I still have not watched the film in its entirety since surgery and/or enrolling in dance classes. I haven’t heard Time of My Life in its entirety. But, just taking classes has helped in my daily life with balance and posture. I have a different kind of confidence.  I don’t intended to become a professional dancer, but having this new skill is fun and I intend on building on it. Now that I have another thing crossed off my “To Do List,” what can I add to help me continue to grow?

Friday, September 28, 2012


When you have to undergo emergency brain surgery at the tender age of 30, friends and neighbors share surprising things about themselves; health secrets that are hidden from anybody outside immediate family are suddenly revealed. I felt privileged to be allowed into this area of their lives. Now, we are members of a club where we stared death in the eye and/or beat the odds to come out cleaner on the other side. The surgeries we had and the maladies we suffer are not important. What I found interesting, although not surprising, is, now, we have lists. Many call their list a bucket list, made extra popular by the Morgan Freeman, Jack Nicholson film of the same name. As much as I love and respect those two actors, I refuse to call my list a Bucket List. I am not dying any more than the next person. I have friends that call their list a “Leap List.” That does not ring true to my core either because I don’t feel like I’m taking a leap of faith to do anything on the list. I simply want TO DO. And for me, that is simply the most true name. It is “Life’s To Do List.” I always had a list running in the back of my mind like an unobtrusive program on your computer (or breathing). You don’t think about it. It’s simply there. But, shortly after my surgery, I set forth to create a list, and do it well. I researched the types of life lists people do and what they put on them. These items jogged my memory of what I wanted to do and then sparked my inner desires, and I elaborated. Soon, I had a spreadsheet. The list has been taking shape over the last year and a half.  My “to do” now has a date next to the left when the idea was conceived & a date to the right when I complete the activity or adventure.

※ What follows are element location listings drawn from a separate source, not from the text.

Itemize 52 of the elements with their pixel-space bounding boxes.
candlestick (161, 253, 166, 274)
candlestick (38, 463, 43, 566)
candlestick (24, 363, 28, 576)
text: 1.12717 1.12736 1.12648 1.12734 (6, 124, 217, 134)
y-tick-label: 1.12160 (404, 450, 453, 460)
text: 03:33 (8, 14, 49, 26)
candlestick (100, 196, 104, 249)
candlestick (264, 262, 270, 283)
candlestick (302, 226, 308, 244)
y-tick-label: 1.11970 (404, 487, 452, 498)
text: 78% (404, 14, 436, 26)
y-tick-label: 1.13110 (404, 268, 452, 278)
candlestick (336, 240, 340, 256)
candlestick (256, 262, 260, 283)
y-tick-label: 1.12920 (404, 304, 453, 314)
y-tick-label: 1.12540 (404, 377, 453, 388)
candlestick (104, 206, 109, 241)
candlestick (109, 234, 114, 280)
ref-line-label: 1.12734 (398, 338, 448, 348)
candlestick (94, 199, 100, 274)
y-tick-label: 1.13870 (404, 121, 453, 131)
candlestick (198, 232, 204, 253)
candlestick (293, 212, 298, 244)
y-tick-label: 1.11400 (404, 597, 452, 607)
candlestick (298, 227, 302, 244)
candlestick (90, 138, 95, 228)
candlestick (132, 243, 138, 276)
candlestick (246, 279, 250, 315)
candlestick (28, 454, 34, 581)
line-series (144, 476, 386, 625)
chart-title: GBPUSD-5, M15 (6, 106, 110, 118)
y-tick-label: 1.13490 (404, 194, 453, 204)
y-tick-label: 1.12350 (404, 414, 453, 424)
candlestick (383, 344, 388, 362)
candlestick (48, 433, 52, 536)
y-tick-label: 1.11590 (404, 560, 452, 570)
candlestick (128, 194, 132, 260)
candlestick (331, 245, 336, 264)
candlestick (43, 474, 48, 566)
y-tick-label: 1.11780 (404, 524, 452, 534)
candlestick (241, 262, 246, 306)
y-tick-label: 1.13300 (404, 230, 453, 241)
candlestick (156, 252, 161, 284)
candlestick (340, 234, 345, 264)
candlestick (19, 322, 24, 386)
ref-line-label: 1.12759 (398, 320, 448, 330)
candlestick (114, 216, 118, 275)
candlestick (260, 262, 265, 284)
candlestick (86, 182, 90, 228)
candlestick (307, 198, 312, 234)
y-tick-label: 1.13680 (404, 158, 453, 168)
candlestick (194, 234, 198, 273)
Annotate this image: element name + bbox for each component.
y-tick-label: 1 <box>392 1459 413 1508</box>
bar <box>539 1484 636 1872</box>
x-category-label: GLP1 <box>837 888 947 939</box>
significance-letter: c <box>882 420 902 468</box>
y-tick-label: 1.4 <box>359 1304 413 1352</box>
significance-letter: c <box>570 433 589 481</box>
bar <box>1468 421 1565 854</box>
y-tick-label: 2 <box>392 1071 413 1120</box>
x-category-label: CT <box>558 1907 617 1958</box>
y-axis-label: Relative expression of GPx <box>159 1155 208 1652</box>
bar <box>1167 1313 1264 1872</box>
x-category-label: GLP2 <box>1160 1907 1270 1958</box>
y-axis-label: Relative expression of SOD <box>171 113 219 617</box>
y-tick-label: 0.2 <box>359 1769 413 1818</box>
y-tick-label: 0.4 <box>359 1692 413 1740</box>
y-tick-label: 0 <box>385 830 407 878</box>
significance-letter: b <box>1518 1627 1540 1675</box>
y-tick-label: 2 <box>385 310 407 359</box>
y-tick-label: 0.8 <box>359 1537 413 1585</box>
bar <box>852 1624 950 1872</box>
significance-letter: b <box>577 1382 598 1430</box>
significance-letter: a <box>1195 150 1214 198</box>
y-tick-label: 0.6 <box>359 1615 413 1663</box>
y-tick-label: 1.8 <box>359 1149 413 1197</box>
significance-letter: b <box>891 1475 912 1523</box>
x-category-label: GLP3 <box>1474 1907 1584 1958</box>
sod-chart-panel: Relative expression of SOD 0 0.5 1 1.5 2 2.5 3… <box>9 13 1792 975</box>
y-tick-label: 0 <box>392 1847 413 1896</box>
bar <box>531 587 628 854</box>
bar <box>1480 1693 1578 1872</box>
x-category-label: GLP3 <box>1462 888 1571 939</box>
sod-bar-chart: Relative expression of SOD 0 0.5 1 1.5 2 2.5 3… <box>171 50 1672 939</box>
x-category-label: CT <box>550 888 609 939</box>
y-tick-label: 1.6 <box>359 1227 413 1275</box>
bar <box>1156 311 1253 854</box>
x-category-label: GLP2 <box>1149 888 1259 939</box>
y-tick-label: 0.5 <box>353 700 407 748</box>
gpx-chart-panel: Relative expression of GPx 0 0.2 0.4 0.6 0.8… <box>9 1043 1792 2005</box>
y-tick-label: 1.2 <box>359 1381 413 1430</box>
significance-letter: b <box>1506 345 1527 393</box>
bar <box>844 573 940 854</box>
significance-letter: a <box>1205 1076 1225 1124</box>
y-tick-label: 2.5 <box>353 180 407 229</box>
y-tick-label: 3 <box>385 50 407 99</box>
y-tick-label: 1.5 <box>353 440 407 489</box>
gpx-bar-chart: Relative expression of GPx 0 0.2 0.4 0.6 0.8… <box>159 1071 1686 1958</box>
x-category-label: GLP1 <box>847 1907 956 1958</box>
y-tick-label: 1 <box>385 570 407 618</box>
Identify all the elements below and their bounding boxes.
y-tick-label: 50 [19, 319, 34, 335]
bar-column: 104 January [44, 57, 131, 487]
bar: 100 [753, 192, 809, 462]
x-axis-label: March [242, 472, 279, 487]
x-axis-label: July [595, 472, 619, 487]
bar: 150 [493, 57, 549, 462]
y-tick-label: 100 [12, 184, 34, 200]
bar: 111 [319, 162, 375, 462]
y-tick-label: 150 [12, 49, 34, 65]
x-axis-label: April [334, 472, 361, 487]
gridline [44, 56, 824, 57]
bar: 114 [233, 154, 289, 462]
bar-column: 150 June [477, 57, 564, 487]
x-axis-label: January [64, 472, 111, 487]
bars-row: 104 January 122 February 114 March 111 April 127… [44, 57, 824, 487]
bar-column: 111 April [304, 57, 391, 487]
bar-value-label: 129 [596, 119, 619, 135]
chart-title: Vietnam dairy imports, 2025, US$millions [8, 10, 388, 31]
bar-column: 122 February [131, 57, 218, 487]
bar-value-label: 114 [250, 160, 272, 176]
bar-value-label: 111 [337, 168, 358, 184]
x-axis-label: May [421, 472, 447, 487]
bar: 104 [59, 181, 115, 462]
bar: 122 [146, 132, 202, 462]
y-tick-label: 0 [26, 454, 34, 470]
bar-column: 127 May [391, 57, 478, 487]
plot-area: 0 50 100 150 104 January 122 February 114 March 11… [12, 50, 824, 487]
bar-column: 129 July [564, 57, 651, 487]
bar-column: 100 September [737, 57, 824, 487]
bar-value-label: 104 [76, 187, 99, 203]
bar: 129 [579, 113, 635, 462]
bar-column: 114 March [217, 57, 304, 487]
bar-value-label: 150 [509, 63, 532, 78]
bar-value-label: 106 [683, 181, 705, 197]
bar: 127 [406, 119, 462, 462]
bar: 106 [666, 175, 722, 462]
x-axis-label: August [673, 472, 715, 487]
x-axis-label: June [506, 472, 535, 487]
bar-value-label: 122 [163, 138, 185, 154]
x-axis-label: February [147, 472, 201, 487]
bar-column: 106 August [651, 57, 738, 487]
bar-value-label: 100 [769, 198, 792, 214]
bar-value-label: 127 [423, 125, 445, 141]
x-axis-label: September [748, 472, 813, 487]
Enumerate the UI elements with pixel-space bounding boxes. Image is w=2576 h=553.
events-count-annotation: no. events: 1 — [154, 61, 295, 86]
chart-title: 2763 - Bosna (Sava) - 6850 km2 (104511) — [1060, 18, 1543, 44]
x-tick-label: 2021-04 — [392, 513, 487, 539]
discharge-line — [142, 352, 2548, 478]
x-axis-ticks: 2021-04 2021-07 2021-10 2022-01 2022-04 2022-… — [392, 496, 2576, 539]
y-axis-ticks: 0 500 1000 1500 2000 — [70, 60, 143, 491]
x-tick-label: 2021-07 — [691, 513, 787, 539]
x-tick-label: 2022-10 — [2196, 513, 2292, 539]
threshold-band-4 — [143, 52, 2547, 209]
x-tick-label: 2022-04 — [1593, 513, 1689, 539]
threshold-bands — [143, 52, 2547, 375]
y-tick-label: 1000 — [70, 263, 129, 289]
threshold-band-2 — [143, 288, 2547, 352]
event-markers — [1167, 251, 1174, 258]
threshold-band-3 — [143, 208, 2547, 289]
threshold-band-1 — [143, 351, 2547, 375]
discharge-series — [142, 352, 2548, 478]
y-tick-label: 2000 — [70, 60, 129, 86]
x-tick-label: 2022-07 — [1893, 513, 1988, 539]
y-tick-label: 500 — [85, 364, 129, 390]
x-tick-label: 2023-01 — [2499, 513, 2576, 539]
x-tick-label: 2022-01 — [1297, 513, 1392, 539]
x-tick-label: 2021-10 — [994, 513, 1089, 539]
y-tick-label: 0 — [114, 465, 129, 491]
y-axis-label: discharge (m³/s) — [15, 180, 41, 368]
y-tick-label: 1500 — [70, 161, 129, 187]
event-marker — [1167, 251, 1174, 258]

One thing on my To DO List is to be a better dancer. I had several styles of dance on the list. When one of the Daily Deals on Living Social was ONE MONTH OF UNLIMITED DANCE CLASSES AT NADIA’S RHYTHM ROOM I jumped on it. I purchased my deal & this month, I was finally able to cash it in.

Let’s remember, I have limited rhythm. The limited rhythm I do have is thanks in part to an ex-boyfriend who was Guatemalan and a gay college friend who taught me foundational moves of club dancing. Fast forward to December 2010- I must have surgery to remove a cerebella tumor.  Since the cerebellum is the root of movement and balance, having it disturbed from tumor and surgery presented balance and coordination challenges.

I wanted to sink my teeth in and go all out, but after over-indulging in Victoria, I quickly decided if I danced every day, I might have a small breakdown, so I decided to keep it “easy.” My first day in class was the Cha-Cha. Here too, I saw a challenge I didn’t anticipate… double vision while dancing. Not knowing what to expect, I was glad I brought my prism glasses. While most take glasses off for physical activity, I ran to my bag and put on my glasses to prevent excessive double vision. I knew this next month would present a unique challenge, but I wasn’t going to back down.